Cette recension a été publiée dans le numéro d’automne de Politique étrangère
(n° 3/2019)
. Frédérique Schillo propose une analyse de l’ouvrage dirigé par Hervé de Charette, Opération Raisins de la colère. L’histoire secrète d’un succès diplomatique français (CNRS Éditions, 2018, 208 pages).

Dans l’historiographie des crises, la médiation pour mettre fin à l’opération israélienne contre le Hezbollah en avril 1996 tient une place mineure, coincée entre l’invasion israélienne du Liban en 1982 et la destructrice seconde guerre du Liban en 2006. Elle constitue pourtant « la plus grande victoire diplomatique de la France au Moyen-Orient depuis 1945 », selon les mots de Shimon Peres que rappelle Hervé de Charette dans un ouvrage à la fois de témoignage et de réflexion sur la politique de la France au Levant.

L’ancien ministre des Affaires étrangères (1995-1997) puise dans ses souvenirs, dans les sources diplomatiques et les journaux de voyage de proches collaborateurs pour livrer un récit de l’intérieur sur cette médiation française aussi originale que décisive.

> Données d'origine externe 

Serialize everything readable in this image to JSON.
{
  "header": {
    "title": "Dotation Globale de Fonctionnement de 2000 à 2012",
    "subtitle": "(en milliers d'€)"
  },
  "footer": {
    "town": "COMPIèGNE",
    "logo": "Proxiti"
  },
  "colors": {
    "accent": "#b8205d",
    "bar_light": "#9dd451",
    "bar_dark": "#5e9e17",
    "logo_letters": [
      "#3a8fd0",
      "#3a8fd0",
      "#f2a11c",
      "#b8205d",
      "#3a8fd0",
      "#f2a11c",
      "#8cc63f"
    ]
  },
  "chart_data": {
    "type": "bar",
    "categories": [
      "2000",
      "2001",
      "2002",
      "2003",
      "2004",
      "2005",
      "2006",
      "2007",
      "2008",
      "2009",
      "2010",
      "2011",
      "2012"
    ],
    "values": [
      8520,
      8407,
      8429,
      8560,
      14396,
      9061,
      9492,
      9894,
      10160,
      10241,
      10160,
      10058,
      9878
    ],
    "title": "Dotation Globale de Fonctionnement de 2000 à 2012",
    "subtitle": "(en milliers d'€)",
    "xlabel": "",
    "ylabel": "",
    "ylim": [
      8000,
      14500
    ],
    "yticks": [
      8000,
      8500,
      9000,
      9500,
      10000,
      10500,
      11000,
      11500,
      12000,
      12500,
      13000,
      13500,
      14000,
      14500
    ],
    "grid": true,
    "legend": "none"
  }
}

Il déconstruit la crise en 16 courts chapitres – autant d’éclairages sur les enjeux de l’intervention française (préserver la récente reconstruction du Liban, la place historique de la France et la parole même du président Jacques Chirac envers son ami le Premier ministre Rafic Hariri), les grands acteurs (le Liban meurtri et impuissant, Israël attaqué puis surpuissant, la Syrie et l’Iran clés des discussions avec le Hezbollah), la mécanique de la médiation (pour instituer un organisme de contrôle du cessez-le-feu) et de ses tournants, notamment le bombardement israélien de Cana qui pousse les Américains à intervenir à leur tour, exacerbant les rivalités entre le Département d’État et le Quai d’Orsay.

La particularité de la médiation française implique un dialogue avec tous les acteurs. Elle conduit ainsi le ministre treize jours durant à effectuer d’incessants allers-retours entre les capitales de la région. Le modèle adopté est celui de la shuttle diplomacy de Henry Kissinger ; une première pour la diplomatie française, même si l’on aurait pu rappeler son rôle dans les armistices entre Israël, la Syrie et le Liban en 1949, ou dans l’évacuation israélienne du Sinaï en 1957.

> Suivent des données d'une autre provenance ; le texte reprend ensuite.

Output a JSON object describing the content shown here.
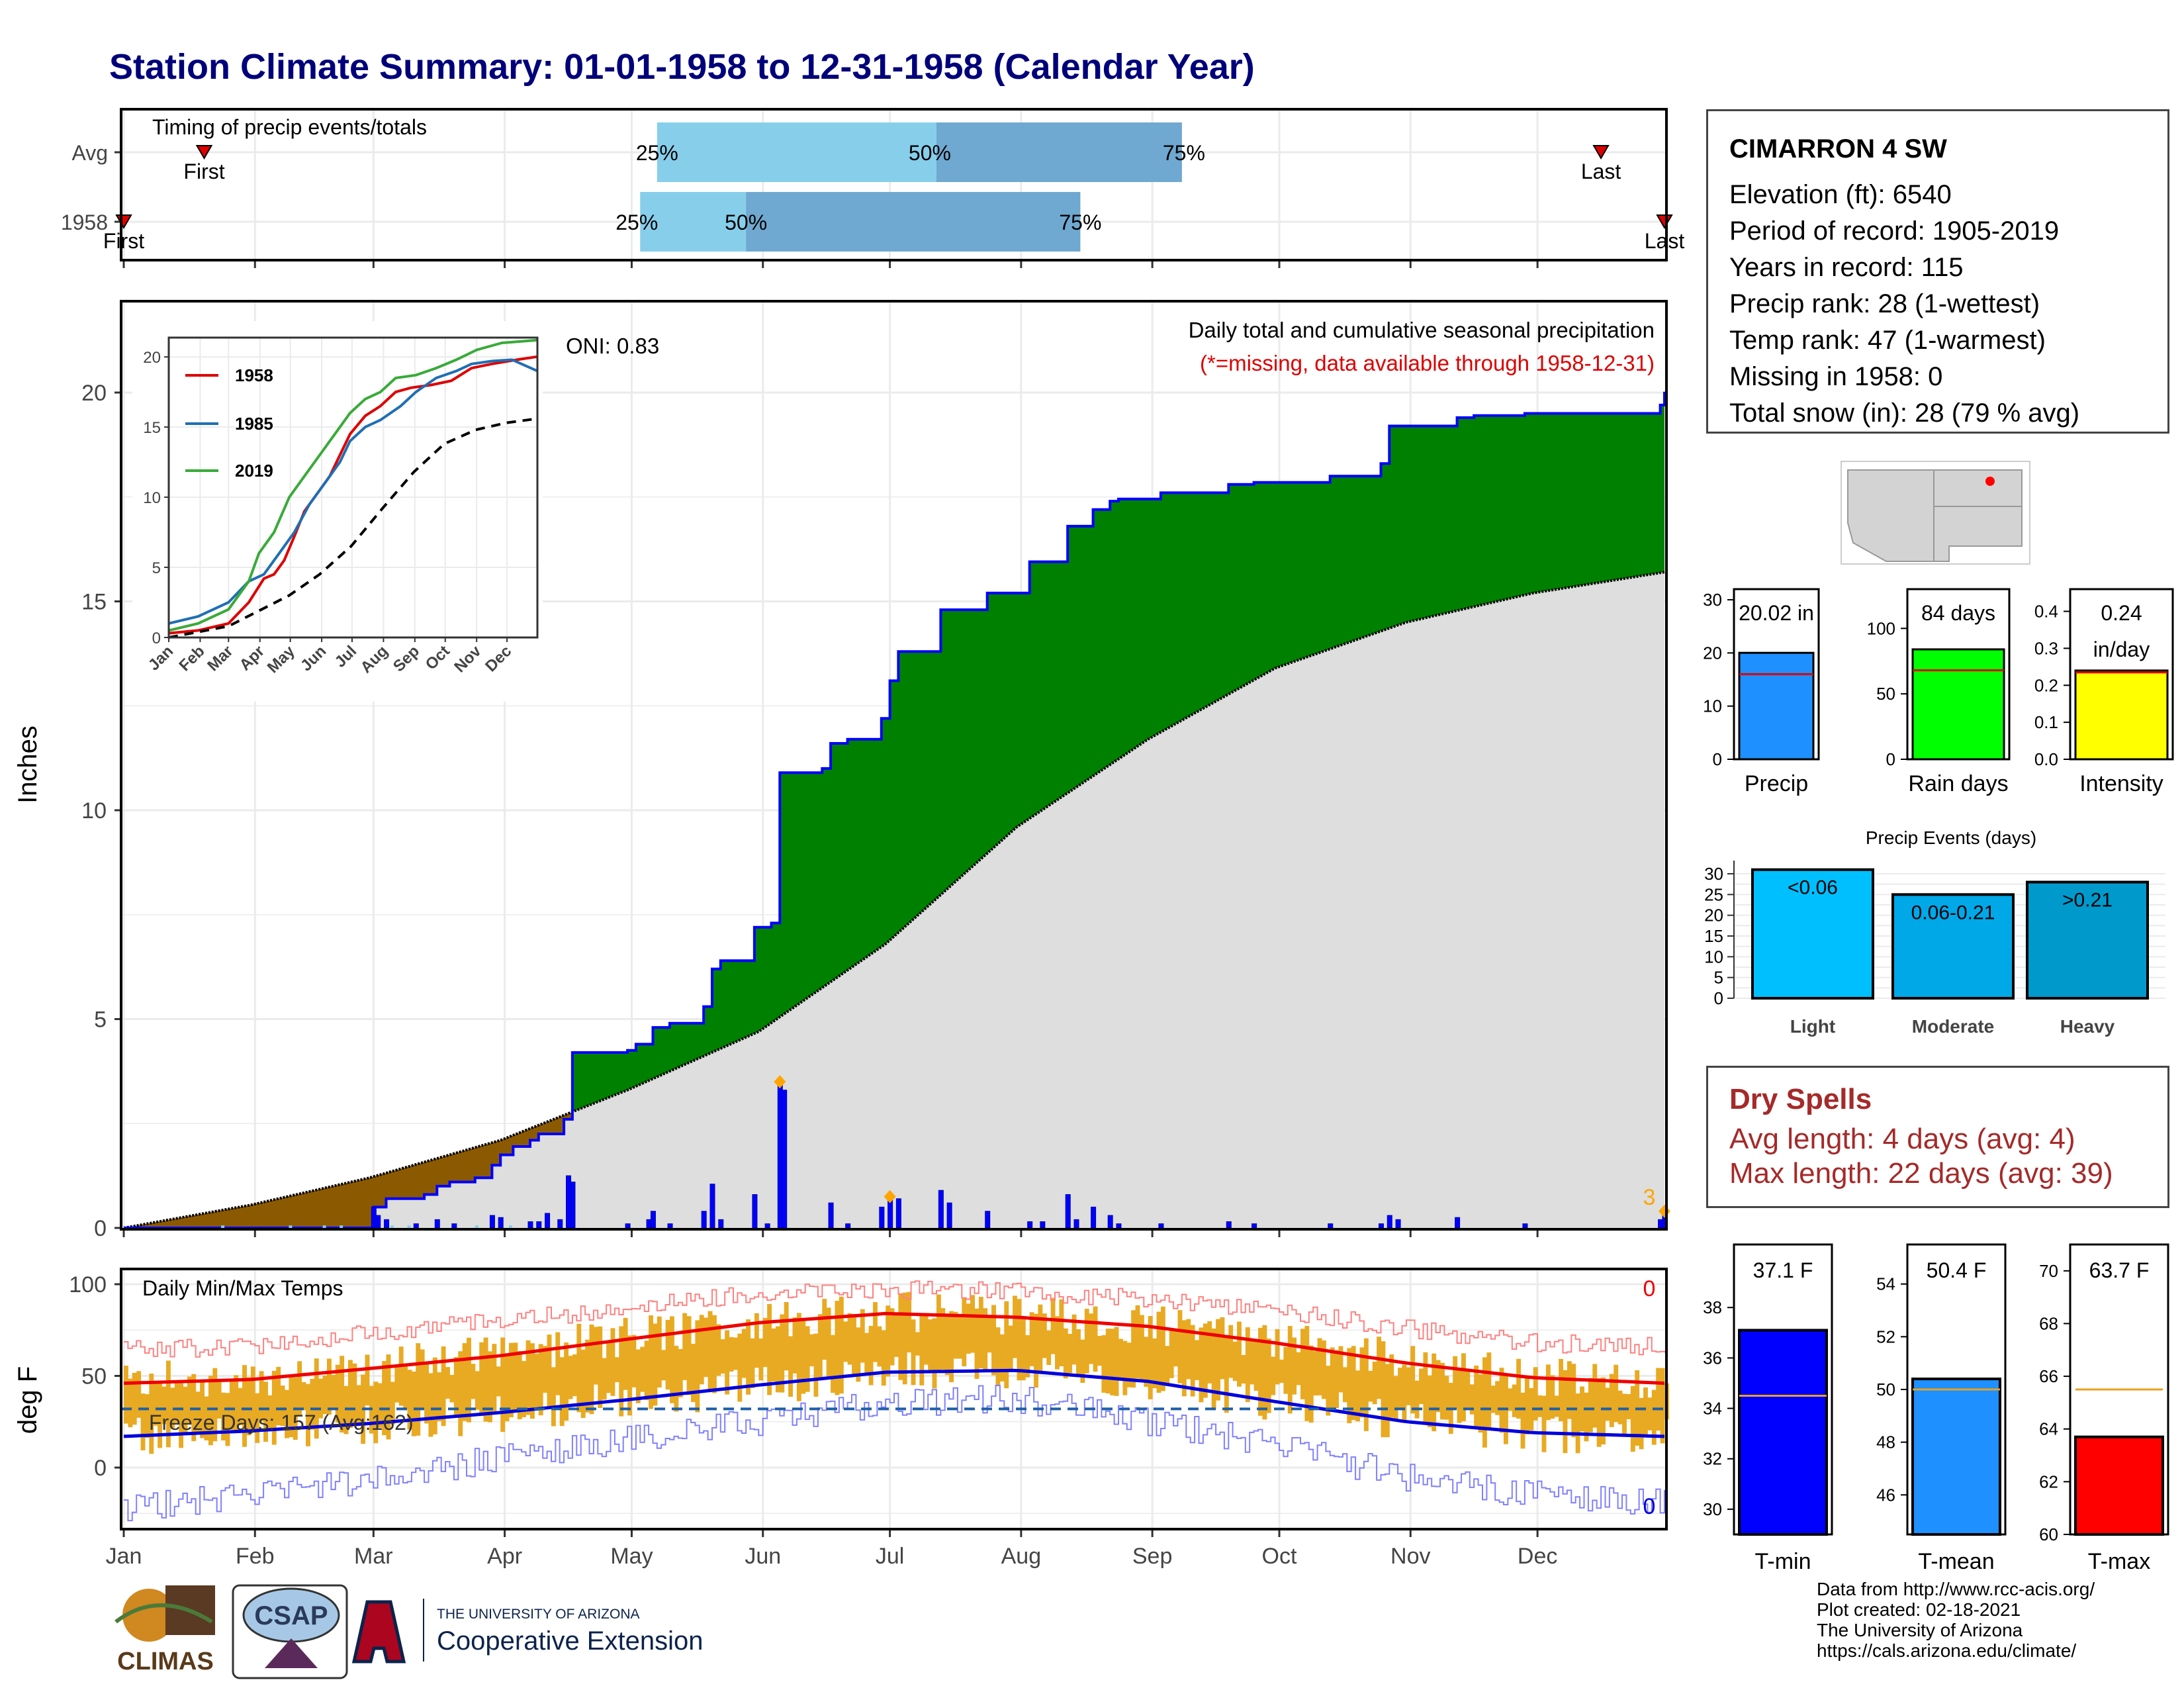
{
  "title": "Station Climate Summary: 01-01-1958 to 12-31-1958 (Calendar Year)",
  "timing": {
    "label": "Timing of precip events/totals",
    "rows": [
      {
        "name": "Avg",
        "first_day": 20,
        "last_day": 350,
        "p25_day": 127,
        "p50_day": 193,
        "p75_day": 251
      },
      {
        "name": "1958",
        "first_day": 1,
        "last_day": 365,
        "p25_day": 123,
        "p50_day": 148,
        "p75_day": 227
      }
    ],
    "first_label": "First",
    "last_label": "Last",
    "pct_labels": [
      "25%",
      "50%",
      "75%"
    ]
  },
  "months": [
    "Jan",
    "Feb",
    "Mar",
    "Apr",
    "May",
    "Jun",
    "Jul",
    "Aug",
    "Sep",
    "Oct",
    "Nov",
    "Dec"
  ],
  "precip": {
    "ylabel": "Inches",
    "yticks": [
      0,
      5,
      10,
      15,
      20
    ],
    "ylim": [
      0,
      21.5
    ],
    "oni": "ONI: 0.83",
    "title": "Daily total and cumulative seasonal precipitation",
    "missing_note": "(*=missing, data available through 1958-12-31)",
    "orange_count": "3",
    "colors": {
      "above": "#008000",
      "below": "#8b5a00",
      "line": "#0000ff",
      "normal_fill": "#dedede"
    },
    "chart_data": {
      "type": "area",
      "cumulative_observed_steps": [
        [
          1,
          0
        ],
        [
          60,
          0.5
        ],
        [
          63,
          0.7
        ],
        [
          72,
          0.8
        ],
        [
          75,
          1.0
        ],
        [
          78,
          1.1
        ],
        [
          84,
          1.2
        ],
        [
          88,
          1.5
        ],
        [
          90,
          1.75
        ],
        [
          93,
          1.95
        ],
        [
          97,
          2.1
        ],
        [
          99,
          2.25
        ],
        [
          105,
          2.6
        ],
        [
          107,
          4.2
        ],
        [
          120,
          4.25
        ],
        [
          122,
          4.4
        ],
        [
          126,
          4.8
        ],
        [
          130,
          4.9
        ],
        [
          138,
          5.3
        ],
        [
          140,
          6.2
        ],
        [
          142,
          6.4
        ],
        [
          150,
          7.2
        ],
        [
          154,
          7.3
        ],
        [
          156,
          10.9
        ],
        [
          166,
          11.0
        ],
        [
          168,
          11.6
        ],
        [
          172,
          11.7
        ],
        [
          180,
          12.2
        ],
        [
          182,
          13.1
        ],
        [
          184,
          13.8
        ],
        [
          194,
          14.8
        ],
        [
          205,
          15.2
        ],
        [
          215,
          15.95
        ],
        [
          224,
          16.8
        ],
        [
          230,
          17.2
        ],
        [
          234,
          17.4
        ],
        [
          236,
          17.45
        ],
        [
          246,
          17.6
        ],
        [
          262,
          17.8
        ],
        [
          268,
          17.85
        ],
        [
          286,
          18.0
        ],
        [
          298,
          18.3
        ],
        [
          300,
          19.2
        ],
        [
          316,
          19.4
        ],
        [
          320,
          19.45
        ],
        [
          332,
          19.5
        ],
        [
          364,
          19.7
        ],
        [
          365,
          20.02
        ]
      ],
      "normal_cumulative": [
        [
          1,
          0
        ],
        [
          31,
          0.55
        ],
        [
          59,
          1.2
        ],
        [
          90,
          2.1
        ],
        [
          120,
          3.3
        ],
        [
          151,
          4.7
        ],
        [
          181,
          6.8
        ],
        [
          212,
          9.6
        ],
        [
          243,
          11.7
        ],
        [
          273,
          13.4
        ],
        [
          304,
          14.5
        ],
        [
          334,
          15.2
        ],
        [
          365,
          15.7
        ]
      ],
      "daily_bars": [
        [
          60,
          0.5
        ],
        [
          61,
          0.3
        ],
        [
          63,
          0.2
        ],
        [
          70,
          0.1
        ],
        [
          75,
          0.2
        ],
        [
          79,
          0.1
        ],
        [
          88,
          0.3
        ],
        [
          90,
          0.25
        ],
        [
          97,
          0.15
        ],
        [
          99,
          0.15
        ],
        [
          101,
          0.35
        ],
        [
          104,
          0.2
        ],
        [
          106,
          1.25
        ],
        [
          107,
          1.1
        ],
        [
          120,
          0.1
        ],
        [
          125,
          0.2
        ],
        [
          126,
          0.4
        ],
        [
          130,
          0.1
        ],
        [
          138,
          0.4
        ],
        [
          140,
          1.05
        ],
        [
          142,
          0.2
        ],
        [
          150,
          0.8
        ],
        [
          153,
          0.1
        ],
        [
          156,
          3.5
        ],
        [
          157,
          3.3
        ],
        [
          168,
          0.6
        ],
        [
          172,
          0.1
        ],
        [
          180,
          0.5
        ],
        [
          182,
          0.7
        ],
        [
          184,
          0.7
        ],
        [
          194,
          0.9
        ],
        [
          196,
          0.6
        ],
        [
          205,
          0.4
        ],
        [
          215,
          0.15
        ],
        [
          218,
          0.15
        ],
        [
          224,
          0.8
        ],
        [
          226,
          0.2
        ],
        [
          230,
          0.5
        ],
        [
          234,
          0.3
        ],
        [
          236,
          0.1
        ],
        [
          246,
          0.1
        ],
        [
          262,
          0.15
        ],
        [
          268,
          0.1
        ],
        [
          286,
          0.1
        ],
        [
          298,
          0.1
        ],
        [
          300,
          0.3
        ],
        [
          302,
          0.2
        ],
        [
          316,
          0.25
        ],
        [
          332,
          0.1
        ],
        [
          364,
          0.2
        ],
        [
          365,
          0.35
        ]
      ],
      "orange_points": [
        [
          156,
          3.5
        ],
        [
          182,
          0.75
        ],
        [
          365,
          0.4
        ]
      ]
    }
  },
  "inset": {
    "yticks": [
      0,
      5,
      10,
      15,
      20
    ],
    "series": [
      {
        "name": "1958",
        "color": "#dd0000",
        "values": [
          [
            1,
            0.3
          ],
          [
            30,
            0.5
          ],
          [
            60,
            1.0
          ],
          [
            80,
            2.5
          ],
          [
            95,
            4.2
          ],
          [
            105,
            4.5
          ],
          [
            115,
            5.5
          ],
          [
            125,
            7.2
          ],
          [
            135,
            9.0
          ],
          [
            150,
            10.5
          ],
          [
            160,
            11.5
          ],
          [
            170,
            13.0
          ],
          [
            180,
            14.5
          ],
          [
            195,
            15.8
          ],
          [
            210,
            16.5
          ],
          [
            225,
            17.5
          ],
          [
            240,
            17.8
          ],
          [
            260,
            18.0
          ],
          [
            280,
            18.3
          ],
          [
            300,
            19.2
          ],
          [
            320,
            19.5
          ],
          [
            345,
            19.8
          ],
          [
            365,
            20.02
          ]
        ]
      },
      {
        "name": "1985",
        "color": "#1f6fb4",
        "values": [
          [
            1,
            1.0
          ],
          [
            30,
            1.5
          ],
          [
            60,
            2.5
          ],
          [
            80,
            4.0
          ],
          [
            95,
            4.5
          ],
          [
            110,
            6.0
          ],
          [
            125,
            7.5
          ],
          [
            140,
            9.5
          ],
          [
            155,
            11.0
          ],
          [
            170,
            12.5
          ],
          [
            180,
            14.0
          ],
          [
            195,
            15.0
          ],
          [
            210,
            15.5
          ],
          [
            230,
            16.5
          ],
          [
            245,
            17.5
          ],
          [
            265,
            18.5
          ],
          [
            285,
            19.0
          ],
          [
            300,
            19.5
          ],
          [
            320,
            19.7
          ],
          [
            340,
            19.8
          ],
          [
            365,
            19.0
          ]
        ]
      },
      {
        "name": "2019",
        "color": "#3aaa3a",
        "values": [
          [
            1,
            0.5
          ],
          [
            30,
            1.0
          ],
          [
            60,
            2.0
          ],
          [
            80,
            4.0
          ],
          [
            90,
            6.0
          ],
          [
            105,
            7.5
          ],
          [
            120,
            10.0
          ],
          [
            135,
            11.5
          ],
          [
            150,
            13.0
          ],
          [
            165,
            14.5
          ],
          [
            180,
            16.0
          ],
          [
            195,
            17.0
          ],
          [
            210,
            17.5
          ],
          [
            225,
            18.5
          ],
          [
            245,
            18.7
          ],
          [
            265,
            19.2
          ],
          [
            285,
            19.8
          ],
          [
            305,
            20.5
          ],
          [
            330,
            21.0
          ],
          [
            365,
            21.2
          ]
        ]
      },
      {
        "name": "normal",
        "color": "#000000",
        "dashed": true,
        "values": [
          [
            1,
            0.0
          ],
          [
            60,
            0.8
          ],
          [
            120,
            3.0
          ],
          [
            150,
            4.5
          ],
          [
            181,
            6.5
          ],
          [
            212,
            9.2
          ],
          [
            243,
            11.8
          ],
          [
            273,
            13.8
          ],
          [
            304,
            14.8
          ],
          [
            334,
            15.3
          ],
          [
            365,
            15.6
          ]
        ]
      }
    ]
  },
  "temp": {
    "ylabel": "deg F",
    "title": "Daily Min/Max Temps",
    "freeze": "Freeze Days: 157 (Avg:162)",
    "yticks": [
      0,
      50,
      100
    ],
    "ylim": [
      -35,
      110
    ],
    "red_count": "0",
    "blue_count": "0",
    "freeze_line": 32,
    "chart_data": {
      "type": "line",
      "normal_max": [
        [
          1,
          46
        ],
        [
          31,
          48
        ],
        [
          59,
          54
        ],
        [
          90,
          61
        ],
        [
          120,
          70
        ],
        [
          151,
          79
        ],
        [
          181,
          84
        ],
        [
          212,
          82
        ],
        [
          243,
          77
        ],
        [
          273,
          68
        ],
        [
          304,
          57
        ],
        [
          334,
          49
        ],
        [
          365,
          46
        ]
      ],
      "normal_min": [
        [
          1,
          17
        ],
        [
          31,
          20
        ],
        [
          59,
          24
        ],
        [
          90,
          30
        ],
        [
          120,
          37
        ],
        [
          151,
          45
        ],
        [
          181,
          52
        ],
        [
          212,
          53
        ],
        [
          243,
          47
        ],
        [
          273,
          36
        ],
        [
          304,
          25
        ],
        [
          334,
          19
        ],
        [
          365,
          17
        ]
      ],
      "record_max": [
        [
          1,
          64
        ],
        [
          31,
          66
        ],
        [
          59,
          73
        ],
        [
          90,
          80
        ],
        [
          120,
          87
        ],
        [
          151,
          95
        ],
        [
          181,
          97
        ],
        [
          212,
          96
        ],
        [
          243,
          92
        ],
        [
          273,
          86
        ],
        [
          304,
          76
        ],
        [
          334,
          68
        ],
        [
          365,
          66
        ]
      ],
      "record_min": [
        [
          1,
          -22
        ],
        [
          31,
          -15
        ],
        [
          59,
          -8
        ],
        [
          90,
          5
        ],
        [
          120,
          15
        ],
        [
          151,
          25
        ],
        [
          181,
          35
        ],
        [
          212,
          38
        ],
        [
          243,
          25
        ],
        [
          273,
          12
        ],
        [
          304,
          -5
        ],
        [
          334,
          -15
        ],
        [
          365,
          -20
        ]
      ]
    }
  },
  "stats": {
    "station": "CIMARRON 4 SW",
    "lines": [
      "Elevation (ft): 6540",
      "Period of record: 1905-2019",
      "Years in record: 115",
      "Precip rank: 28 (1-wettest)",
      "Temp rank: 47 (1-warmest)",
      "Missing in 1958: 0",
      "Total snow (in): 28 (79 % avg)"
    ]
  },
  "mini_bars": [
    {
      "label": "Precip",
      "value_text": "20.02 in",
      "value": 20.02,
      "avg": 16.0,
      "ylim": [
        0,
        32
      ],
      "ticks": [
        0,
        10,
        20,
        30
      ],
      "color": "#1e90ff"
    },
    {
      "label": "Rain days",
      "value_text": "84 days",
      "value": 84,
      "avg": 68,
      "ylim": [
        0,
        130
      ],
      "ticks": [
        0,
        50,
        100
      ],
      "color": "#00ff00"
    },
    {
      "label": "Intensity",
      "value_text": "0.24",
      "value_text2": "in/day",
      "value": 0.24,
      "avg": 0.235,
      "ylim": [
        0,
        0.46
      ],
      "ticks": [
        0.0,
        0.1,
        0.2,
        0.3,
        0.4
      ],
      "color": "#ffff00"
    }
  ],
  "events": {
    "title": "Precip Events (days)",
    "ticks": [
      0,
      5,
      10,
      15,
      20,
      25,
      30
    ],
    "bars": [
      {
        "label": "Light",
        "range": "<0.06",
        "value": 31,
        "color": "#00bfff"
      },
      {
        "label": "Moderate",
        "range": "0.06-0.21",
        "value": 25,
        "color": "#00a8e8"
      },
      {
        "label": "Heavy",
        "range": ">0.21",
        "value": 28,
        "color": "#0099cc"
      }
    ]
  },
  "dry": {
    "head": "Dry Spells",
    "avg": "Avg length: 4 days (avg: 4)",
    "max": "Max length: 22 days (avg: 39)"
  },
  "temp_bars": [
    {
      "label": "T-min",
      "value_text": "37.1 F",
      "value": 37.1,
      "avg": 34.5,
      "ylim": [
        29,
        40.5
      ],
      "ticks": [
        30,
        32,
        34,
        36,
        38
      ],
      "color": "#0000ff"
    },
    {
      "label": "T-mean",
      "value_text": "50.4 F",
      "value": 50.4,
      "avg": 50.0,
      "ylim": [
        44.5,
        55.5
      ],
      "ticks": [
        46,
        48,
        50,
        52,
        54
      ],
      "color": "#1e90ff"
    },
    {
      "label": "T-max",
      "value_text": "63.7 F",
      "value": 63.7,
      "avg": 65.5,
      "ylim": [
        60,
        71
      ],
      "ticks": [
        60,
        62,
        64,
        66,
        68,
        70
      ],
      "color": "#ff0000"
    }
  ],
  "logos": {
    "climas": "CLIMAS",
    "csap": "CSAP",
    "ua_small": "THE UNIVERSITY OF ARIZONA",
    "ua_big": "Cooperative Extension"
  },
  "credits": [
    "Data from http://www.rcc-acis.org/",
    "Plot created: 02-18-2021",
    "The University of Arizona",
    "https://cals.arizona.edu/climate/"
  ]
}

La chronique de ces rencontres donne lieu à de savoureux portraits : le glacial Secrétaire d’État Warren Christopher, « petit, maigre, sec comme une trique » ; le secret ministre iranien des Affaires étrangères Ali Akbar Velayati, rencontré discrètement à l’ambassade de France en Syrie ; ou l’inquiétant Hafez Al-Assad qui, recevant Charette en son palais surplombant Damas, actionne soudain le rideau métallique de l’immense baie vitrée, faisant grimper l’angoisse à mesure que la lumière disparaît « comme dans un film de James Bond ».

S’y dévoilent aussi les acteurs-clés de l’appareil diplomatique français, dont on mesure à quel point la mobilisation sur le terrain et la fluidité d’exécution constituent des atouts maîtres entre les mains du négociateur. L’ouvrage montre que le succès d’une médiation dépend aussi de l’engagement personnel de ses acteurs, comme Jacques Chirac et son ministre qui, à peine débarqué en Israël, prévient qu’il ne rentrera pas à Paris sans avoir obtenu un cessez-le-feu. Il illustre enfin comment la légitimité du médiateur détermine l’issue des pourparlers : c’est parce qu’elle est l’amie du Liban mais surtout reconnue par tous les acteurs que la France inaugure seule la médiation puis parvient à s’imposer aux côtés des États-Unis.

Trente ans plus tard, Hervé de Charette veut voir là une source d’inspiration pour lancer une nouvelle dynamique au Moyen-Orient, y contrer l’unilatéralisme américain et se rapprocher de l’Iran. Son ouvrage constitue à tout le moins un précieux document sur un succès de la diplomatie française.